For handwritten documents (like historical manuscripts, letters and children's writing), OCR usually is very problematic, if possible at all.

If a digital text cannot be converted adequately to computer readable text by means of OCR, it must be transcribed by hand (see Transcription of text).

Documentation

During the digitisation process, two aspects of data management are especially important: file management (see above) and documentation of the digitised objects. The documentation, usually stored in the form of so-called metadata, may describe both the provenance and the type of the object. When you digitise a large collection of objects, these metadata have the added value of enabling you to search for objects that have specific characteristics.
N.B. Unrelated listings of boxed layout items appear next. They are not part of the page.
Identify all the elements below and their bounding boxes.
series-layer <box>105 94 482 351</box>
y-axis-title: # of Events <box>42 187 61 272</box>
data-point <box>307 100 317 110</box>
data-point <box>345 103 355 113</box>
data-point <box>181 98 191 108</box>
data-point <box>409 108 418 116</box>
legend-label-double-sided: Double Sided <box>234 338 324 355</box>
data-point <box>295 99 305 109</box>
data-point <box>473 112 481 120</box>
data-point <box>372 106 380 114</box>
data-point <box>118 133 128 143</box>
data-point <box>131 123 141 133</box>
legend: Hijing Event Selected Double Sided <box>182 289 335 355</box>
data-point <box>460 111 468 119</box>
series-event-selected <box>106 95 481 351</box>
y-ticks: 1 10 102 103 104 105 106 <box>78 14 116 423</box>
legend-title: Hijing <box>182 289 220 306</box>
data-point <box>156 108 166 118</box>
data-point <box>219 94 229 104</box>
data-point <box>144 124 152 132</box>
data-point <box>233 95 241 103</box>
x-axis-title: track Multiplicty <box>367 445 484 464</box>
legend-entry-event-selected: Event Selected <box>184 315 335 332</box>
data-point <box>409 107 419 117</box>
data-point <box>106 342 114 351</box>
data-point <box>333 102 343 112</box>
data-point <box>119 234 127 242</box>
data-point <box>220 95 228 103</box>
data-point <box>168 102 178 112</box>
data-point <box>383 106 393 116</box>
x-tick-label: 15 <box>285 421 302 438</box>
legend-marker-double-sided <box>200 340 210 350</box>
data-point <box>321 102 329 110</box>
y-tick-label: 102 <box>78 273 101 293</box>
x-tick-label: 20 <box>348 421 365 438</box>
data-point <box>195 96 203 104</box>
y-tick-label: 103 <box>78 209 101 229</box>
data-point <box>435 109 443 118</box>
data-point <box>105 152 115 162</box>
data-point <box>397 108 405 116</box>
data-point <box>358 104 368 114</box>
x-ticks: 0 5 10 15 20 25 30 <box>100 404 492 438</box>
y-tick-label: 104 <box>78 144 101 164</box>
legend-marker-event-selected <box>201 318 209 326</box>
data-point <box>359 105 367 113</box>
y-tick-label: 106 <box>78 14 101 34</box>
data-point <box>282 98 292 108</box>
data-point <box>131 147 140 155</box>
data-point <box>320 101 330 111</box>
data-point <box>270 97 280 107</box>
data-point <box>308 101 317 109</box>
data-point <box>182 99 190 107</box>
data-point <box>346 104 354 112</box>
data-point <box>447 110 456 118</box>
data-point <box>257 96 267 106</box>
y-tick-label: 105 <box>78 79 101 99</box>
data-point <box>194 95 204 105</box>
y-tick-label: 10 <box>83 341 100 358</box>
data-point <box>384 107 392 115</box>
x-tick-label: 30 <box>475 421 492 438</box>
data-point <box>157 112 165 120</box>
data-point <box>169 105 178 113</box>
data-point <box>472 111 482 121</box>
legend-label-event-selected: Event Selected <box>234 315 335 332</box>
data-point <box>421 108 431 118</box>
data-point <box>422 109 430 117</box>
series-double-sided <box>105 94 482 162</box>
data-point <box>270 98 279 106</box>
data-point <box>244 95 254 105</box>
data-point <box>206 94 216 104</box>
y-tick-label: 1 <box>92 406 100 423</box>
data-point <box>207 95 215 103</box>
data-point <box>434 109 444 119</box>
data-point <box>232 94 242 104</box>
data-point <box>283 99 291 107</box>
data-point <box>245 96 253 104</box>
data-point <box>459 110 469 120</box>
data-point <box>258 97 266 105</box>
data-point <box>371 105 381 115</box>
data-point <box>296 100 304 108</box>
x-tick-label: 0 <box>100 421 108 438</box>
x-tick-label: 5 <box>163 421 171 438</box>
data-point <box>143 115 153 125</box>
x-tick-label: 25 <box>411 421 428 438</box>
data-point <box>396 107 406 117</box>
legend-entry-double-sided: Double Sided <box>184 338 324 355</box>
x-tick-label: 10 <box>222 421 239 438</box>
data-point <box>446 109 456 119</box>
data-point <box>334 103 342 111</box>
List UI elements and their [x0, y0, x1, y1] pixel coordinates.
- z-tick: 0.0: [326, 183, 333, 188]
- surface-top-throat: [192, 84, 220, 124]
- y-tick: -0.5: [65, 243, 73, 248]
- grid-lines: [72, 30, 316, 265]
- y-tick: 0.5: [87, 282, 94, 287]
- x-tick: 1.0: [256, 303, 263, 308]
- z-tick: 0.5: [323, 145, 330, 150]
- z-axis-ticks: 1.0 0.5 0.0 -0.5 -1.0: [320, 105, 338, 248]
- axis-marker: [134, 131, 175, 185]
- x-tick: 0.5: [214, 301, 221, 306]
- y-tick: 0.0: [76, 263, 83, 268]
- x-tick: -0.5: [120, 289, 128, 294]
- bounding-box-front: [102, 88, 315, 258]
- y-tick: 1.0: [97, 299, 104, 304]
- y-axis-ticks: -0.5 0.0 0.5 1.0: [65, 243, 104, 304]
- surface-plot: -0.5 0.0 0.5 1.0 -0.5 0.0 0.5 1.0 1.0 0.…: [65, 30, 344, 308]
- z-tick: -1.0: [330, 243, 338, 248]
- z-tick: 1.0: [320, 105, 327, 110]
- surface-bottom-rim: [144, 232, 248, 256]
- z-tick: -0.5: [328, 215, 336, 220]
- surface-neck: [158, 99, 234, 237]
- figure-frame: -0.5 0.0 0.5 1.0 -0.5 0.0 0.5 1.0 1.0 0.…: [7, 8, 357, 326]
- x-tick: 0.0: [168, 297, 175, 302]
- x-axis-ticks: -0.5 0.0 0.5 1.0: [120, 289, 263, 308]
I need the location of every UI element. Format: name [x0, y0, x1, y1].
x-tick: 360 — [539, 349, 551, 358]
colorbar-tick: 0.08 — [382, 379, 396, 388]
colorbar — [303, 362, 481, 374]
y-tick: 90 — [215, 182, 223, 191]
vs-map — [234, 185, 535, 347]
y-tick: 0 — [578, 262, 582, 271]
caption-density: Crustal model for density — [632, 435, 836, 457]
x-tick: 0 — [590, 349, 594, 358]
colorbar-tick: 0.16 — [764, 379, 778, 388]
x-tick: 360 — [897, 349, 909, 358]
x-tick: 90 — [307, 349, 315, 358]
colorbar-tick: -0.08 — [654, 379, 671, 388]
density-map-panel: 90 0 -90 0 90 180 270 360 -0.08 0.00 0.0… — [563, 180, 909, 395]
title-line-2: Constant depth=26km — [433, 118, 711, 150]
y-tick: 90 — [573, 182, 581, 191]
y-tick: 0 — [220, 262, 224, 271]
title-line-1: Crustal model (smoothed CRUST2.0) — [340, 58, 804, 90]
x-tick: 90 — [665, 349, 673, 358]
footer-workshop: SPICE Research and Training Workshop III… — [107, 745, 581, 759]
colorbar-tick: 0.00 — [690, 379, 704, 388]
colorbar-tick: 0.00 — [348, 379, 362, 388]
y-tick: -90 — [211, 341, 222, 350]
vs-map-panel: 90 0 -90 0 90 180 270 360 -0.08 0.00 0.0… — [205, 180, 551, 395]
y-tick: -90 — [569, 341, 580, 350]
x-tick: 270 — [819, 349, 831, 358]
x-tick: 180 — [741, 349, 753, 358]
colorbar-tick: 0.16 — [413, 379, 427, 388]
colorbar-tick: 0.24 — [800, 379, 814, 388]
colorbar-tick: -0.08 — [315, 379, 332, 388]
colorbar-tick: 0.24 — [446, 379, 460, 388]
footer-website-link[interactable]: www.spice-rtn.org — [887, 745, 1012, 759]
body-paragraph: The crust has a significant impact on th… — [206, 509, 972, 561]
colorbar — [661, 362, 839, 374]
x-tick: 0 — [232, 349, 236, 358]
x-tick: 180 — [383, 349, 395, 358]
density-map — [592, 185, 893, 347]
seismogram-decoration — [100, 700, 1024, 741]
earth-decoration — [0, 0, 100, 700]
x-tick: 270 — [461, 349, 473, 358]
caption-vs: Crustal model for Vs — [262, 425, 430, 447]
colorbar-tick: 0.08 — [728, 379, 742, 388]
It is advised to incorporate documentation as a part of the digitisation process, because that is when most of the relevant information is closest at hand. Metadata can be stored in a table, but with textual data, they can also be incorporated in the file itself. Usually this is done in a so-called file header.

Logo Dublin Core A general standard for describing digital sources is the Dublin Core Metadata Element Set (usually referred to as Dublin Core). In its simplest form, Dublin Core is composed of 15 fields, holding information about the following characteristics of an object: title, creator, subject, description, publisher, contributor(s), date, file type, file identifier, source, language, relation, coverage and rights. The general character of this metadata set makes it also very suitable to serve as an exchange format for data collections.